Recalibration is mandatory after replacing the temperature equalization sensor to ensure the new sensor matches the system's dynamic model and achieves temperature control accuracy within ±0.3℃. This is especially crucial in Wuhan's high-temperature and high-humidity environment, where strict closed-loop management is essential.
1. Why is Recalibration Necessary?
Time Constant T Mismatch: The thermal response speed of the new sensor may differ from the original. If the dynamic compensation parameters in the controller are not updated, the AI model will make predictions based on incorrect assumptions, leading to overshoot or lag.
Primary/Backup Temperature Difference Baseline Shift: The difference between the primary and backup sensor readings may exceed limits after replacement. A new 24-hour data collection is required to generate a new baseline T base for dynamic early warning threshold calculation.
AI Health Weight Inaccuracy: The PHM system needs to reassess the stability of the new sensor. The weight of abnormal points should be automatically reduced to <0.3; otherwise, the prediction accuracy of virtual measurement points will be affected.

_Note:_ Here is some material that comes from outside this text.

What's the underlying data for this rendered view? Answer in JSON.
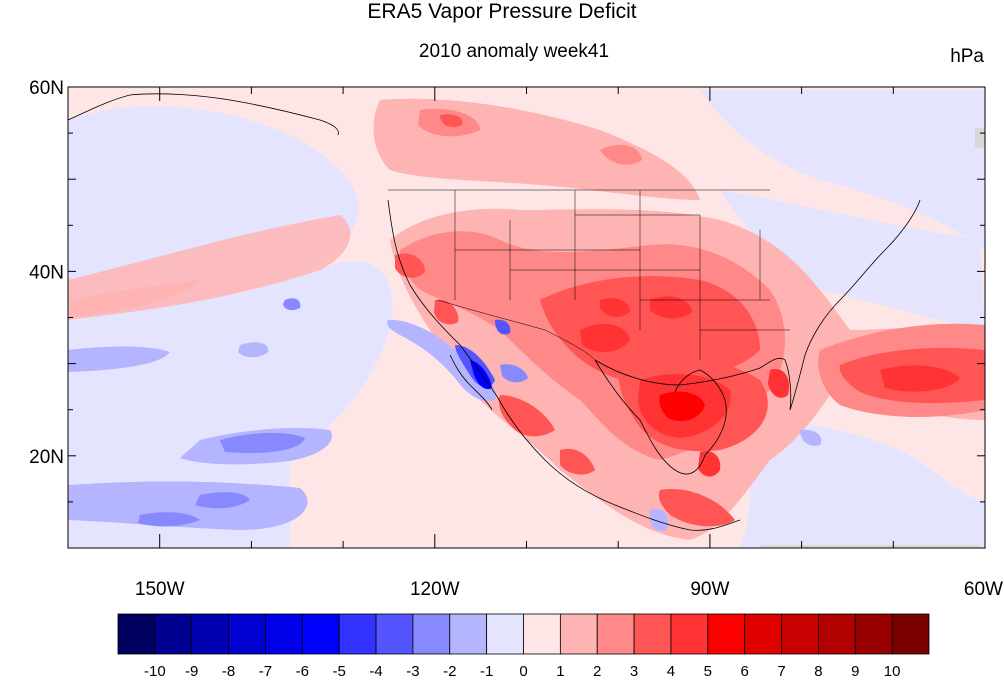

Engineering Demonstration: A medical company launched production without calibration, resulting in a first-run scrap rate as high as 41%. After recalibration, this rate dropped to 1.2%.
2. Core Calibration Steps (Mandatory After Replacement)
Step Response Test: Sudden increase in heat power; record the time required for the temperature to rise to within ±0.5℃ of the set value. This should be ≤120 seconds.
Update Time Constant T: Refit the measured curve and synchronize it to the LSTM+Kalman fusion model.
Reset Primary/Backup Temperature Difference Baseline T base: Collect 24 hours of steady-state data and generate a new baseline for dynamic threshold calculation.
PHM System Relearning: Trigger the automatic calibration process to update the health weights and virtual measurement point models at each location.
3. Post-calibration Verification Requirements
72-hour steady-state monitoring: Main/backup temperature difference < 0.5℃, no drift (> 0.5℃/h) or burrs (> 5℃/s);
Functional test passed: Simulated disconnection, the system switches to the backup channel within 0.5 seconds;
On-site comparison meets standards: Infrared thermometer readings on the nozzle's outer surface deviate from the system reading by < 3℃.
Operational closed loop: Generate an electronic "Replacement + Calibration History Card" to achieve full traceability from "replacement" to "verification".